Jojo MorscheJojo Morsche
Published Time
Posted on 
January 06, 2019
Modified Time
Updated last 
June 21, 2022

Every country has its own New Year's traditions which often involve food but also many come with superstitions! Some of them you might have heard of, in Denmark they throw broken dishes at neighbors, in Spain they eat 12 grapes during the countdown and in the Philippines people make lots of noise.

When it comes to Japanese culture, there are some other things that you have to keep in mind to ensure that 2019 will be your year. These rules are meant to be followed during the New Year period which is from the first till the 3rd of January in Japan.

1. No cleaning!

I'm sure that some people don't mind this one but on the other hand some people see the New Year as a fresh start and therefore as a good time to get rid of all the clutter in their house. The Japanese believe however that cleaning during this period might scare away well-meaning spirits who come to visit your house.

2. No kitchen knives!

Using knives during New Years isn't recommended for several superstitious reasons. First of all not doing so will promise you a healthy and safe year, secondly it is said that using a knife to cut things during this time will result in cutting ties with people too. Yikes!

3. No boiling with fire!

You might as well not cook at all during the first three days of the year! So what's wrong with boiling water? The foamy film drifting on top of water when boiling something is known in Japan as aku 灰汁 but aku can also mean evil when written with a different kanji 悪. So boiling water causes bad luck according to this superstition!

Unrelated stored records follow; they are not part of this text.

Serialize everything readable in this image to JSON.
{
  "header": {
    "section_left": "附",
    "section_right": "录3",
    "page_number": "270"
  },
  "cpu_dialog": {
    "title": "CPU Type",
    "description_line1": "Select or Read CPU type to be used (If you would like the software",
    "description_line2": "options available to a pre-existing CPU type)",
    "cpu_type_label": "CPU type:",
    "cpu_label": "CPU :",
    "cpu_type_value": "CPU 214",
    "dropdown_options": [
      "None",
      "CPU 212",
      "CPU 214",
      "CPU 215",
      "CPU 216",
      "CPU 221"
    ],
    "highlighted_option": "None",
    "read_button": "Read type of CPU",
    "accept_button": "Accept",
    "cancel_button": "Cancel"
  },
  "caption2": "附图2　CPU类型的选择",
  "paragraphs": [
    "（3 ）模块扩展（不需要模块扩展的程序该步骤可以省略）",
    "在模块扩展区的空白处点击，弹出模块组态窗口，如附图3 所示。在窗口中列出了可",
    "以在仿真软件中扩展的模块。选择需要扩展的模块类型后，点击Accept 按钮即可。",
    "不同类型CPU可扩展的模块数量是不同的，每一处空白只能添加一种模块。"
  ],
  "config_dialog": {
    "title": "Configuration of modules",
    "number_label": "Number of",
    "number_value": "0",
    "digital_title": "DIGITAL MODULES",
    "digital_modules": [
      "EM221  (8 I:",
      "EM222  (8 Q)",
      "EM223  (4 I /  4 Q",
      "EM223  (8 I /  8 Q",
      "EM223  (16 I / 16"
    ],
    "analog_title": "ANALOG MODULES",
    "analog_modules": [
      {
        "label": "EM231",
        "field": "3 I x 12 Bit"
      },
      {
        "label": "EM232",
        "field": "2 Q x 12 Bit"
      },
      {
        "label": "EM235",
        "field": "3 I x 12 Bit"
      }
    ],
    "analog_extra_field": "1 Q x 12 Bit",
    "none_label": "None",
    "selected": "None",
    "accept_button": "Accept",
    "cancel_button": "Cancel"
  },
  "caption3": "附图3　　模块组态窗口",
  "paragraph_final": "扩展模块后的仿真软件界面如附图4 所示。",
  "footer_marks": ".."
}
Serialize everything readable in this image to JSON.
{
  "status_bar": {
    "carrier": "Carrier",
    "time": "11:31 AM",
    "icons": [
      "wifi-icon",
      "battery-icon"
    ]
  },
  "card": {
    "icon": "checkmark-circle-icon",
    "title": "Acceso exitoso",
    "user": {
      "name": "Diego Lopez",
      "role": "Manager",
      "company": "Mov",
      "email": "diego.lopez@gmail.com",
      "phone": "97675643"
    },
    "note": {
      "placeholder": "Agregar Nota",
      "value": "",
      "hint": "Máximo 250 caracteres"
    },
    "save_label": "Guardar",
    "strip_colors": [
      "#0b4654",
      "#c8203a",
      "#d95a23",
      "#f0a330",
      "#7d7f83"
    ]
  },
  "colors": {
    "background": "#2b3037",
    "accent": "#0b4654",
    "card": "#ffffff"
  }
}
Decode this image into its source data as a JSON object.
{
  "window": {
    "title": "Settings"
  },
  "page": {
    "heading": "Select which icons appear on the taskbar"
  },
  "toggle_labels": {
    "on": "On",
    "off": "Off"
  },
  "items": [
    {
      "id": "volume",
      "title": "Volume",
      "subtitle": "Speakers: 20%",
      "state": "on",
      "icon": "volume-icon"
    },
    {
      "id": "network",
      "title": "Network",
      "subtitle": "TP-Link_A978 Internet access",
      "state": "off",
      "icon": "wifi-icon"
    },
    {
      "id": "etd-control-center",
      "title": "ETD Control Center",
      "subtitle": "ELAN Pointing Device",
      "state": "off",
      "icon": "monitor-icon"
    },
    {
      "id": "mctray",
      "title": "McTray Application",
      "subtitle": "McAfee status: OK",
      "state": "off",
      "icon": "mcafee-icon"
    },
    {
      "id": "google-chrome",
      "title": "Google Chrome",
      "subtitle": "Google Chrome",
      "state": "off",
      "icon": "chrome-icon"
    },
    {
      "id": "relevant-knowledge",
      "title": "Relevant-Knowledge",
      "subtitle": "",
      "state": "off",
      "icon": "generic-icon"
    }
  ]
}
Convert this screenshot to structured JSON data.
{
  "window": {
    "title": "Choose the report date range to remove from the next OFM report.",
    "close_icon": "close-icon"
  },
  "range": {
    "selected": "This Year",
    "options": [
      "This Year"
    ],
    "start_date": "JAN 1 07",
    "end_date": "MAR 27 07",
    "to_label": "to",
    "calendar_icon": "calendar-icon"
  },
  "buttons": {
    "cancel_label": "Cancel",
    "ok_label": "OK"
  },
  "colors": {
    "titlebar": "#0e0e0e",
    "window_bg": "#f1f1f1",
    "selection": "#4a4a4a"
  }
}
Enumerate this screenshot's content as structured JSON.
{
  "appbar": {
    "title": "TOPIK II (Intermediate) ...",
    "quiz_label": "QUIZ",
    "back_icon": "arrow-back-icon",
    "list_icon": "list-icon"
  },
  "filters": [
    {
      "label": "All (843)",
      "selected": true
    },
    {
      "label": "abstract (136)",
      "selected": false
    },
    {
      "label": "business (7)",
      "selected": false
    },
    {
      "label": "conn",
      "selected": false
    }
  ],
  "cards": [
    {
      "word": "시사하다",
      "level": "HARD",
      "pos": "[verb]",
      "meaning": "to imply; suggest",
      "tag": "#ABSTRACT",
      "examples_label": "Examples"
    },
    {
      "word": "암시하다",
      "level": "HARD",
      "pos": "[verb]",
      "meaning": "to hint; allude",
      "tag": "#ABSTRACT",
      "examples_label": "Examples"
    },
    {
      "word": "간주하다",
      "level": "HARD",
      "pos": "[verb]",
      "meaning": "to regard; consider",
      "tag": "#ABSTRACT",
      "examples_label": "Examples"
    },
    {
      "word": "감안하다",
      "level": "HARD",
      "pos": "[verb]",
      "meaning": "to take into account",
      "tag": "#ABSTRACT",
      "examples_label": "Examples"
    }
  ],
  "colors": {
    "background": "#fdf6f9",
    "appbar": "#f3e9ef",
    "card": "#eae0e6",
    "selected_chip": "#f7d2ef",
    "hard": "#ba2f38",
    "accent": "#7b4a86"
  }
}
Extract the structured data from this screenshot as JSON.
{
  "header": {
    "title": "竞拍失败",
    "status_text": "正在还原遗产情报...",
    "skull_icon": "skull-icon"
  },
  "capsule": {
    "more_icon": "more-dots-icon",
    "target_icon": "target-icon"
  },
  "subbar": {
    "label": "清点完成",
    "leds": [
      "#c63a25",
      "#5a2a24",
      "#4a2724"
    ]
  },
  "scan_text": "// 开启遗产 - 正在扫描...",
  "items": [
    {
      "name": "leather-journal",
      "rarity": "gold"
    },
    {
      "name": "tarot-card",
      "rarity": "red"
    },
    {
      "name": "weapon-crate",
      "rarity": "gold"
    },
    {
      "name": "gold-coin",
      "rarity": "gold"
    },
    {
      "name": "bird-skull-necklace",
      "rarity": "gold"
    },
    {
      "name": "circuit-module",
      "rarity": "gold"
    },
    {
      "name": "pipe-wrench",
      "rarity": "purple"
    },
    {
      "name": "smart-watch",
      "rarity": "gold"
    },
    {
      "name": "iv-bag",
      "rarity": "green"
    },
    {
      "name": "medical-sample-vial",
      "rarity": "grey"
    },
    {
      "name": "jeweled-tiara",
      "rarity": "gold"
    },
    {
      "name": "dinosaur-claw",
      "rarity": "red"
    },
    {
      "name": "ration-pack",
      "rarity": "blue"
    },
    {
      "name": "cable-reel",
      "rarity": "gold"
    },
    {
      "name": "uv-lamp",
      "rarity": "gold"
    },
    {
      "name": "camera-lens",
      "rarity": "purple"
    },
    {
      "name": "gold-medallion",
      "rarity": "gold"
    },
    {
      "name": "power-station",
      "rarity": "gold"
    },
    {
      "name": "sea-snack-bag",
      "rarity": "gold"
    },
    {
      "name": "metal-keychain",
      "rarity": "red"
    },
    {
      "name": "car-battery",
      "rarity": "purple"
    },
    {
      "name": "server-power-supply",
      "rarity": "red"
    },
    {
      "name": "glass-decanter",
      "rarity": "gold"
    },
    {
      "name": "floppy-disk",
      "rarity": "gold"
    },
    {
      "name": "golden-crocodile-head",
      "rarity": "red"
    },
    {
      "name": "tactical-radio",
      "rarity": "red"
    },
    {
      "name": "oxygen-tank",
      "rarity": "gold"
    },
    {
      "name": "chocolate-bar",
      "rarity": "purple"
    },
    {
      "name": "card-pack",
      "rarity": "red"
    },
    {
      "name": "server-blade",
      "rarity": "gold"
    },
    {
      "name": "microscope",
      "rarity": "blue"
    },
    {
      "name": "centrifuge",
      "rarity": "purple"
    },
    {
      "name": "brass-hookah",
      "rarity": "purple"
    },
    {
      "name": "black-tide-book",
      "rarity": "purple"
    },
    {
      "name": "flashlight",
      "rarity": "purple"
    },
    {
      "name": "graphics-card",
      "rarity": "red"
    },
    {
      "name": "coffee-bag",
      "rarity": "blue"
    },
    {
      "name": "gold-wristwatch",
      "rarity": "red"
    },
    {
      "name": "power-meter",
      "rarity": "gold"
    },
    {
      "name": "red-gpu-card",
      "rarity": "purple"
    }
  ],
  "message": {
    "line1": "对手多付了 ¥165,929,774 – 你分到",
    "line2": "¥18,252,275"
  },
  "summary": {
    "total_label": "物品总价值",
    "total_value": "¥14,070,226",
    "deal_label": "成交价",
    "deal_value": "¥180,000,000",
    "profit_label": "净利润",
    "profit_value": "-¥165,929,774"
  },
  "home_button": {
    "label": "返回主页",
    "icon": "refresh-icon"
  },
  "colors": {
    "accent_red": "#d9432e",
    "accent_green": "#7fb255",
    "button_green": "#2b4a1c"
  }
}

4. No eating any animals that walk on four legs

Emperor Tenmu prohibited the consumption of meat in 675AD. According to Buddhist teachings one shouldn't take lives, therefore many Japanese were vegetarians those days. This is surprising considering the fact that there are so few vegetarians and vegan options in Japan!

5. No fighting!

The idea behind this one if that the way you start your year is how it will continue for the rest of the year. Fighting can continue from January the 4th on.

6. No careless spending!

This must be the hardest one for most Japanese considering the fukubukuro that are released every 1st and 2nd of January. Why shouldn't we do some New Year's shopping? Apparently spending money at the beginning of the year will make it impossible to save throughout the rest of the year!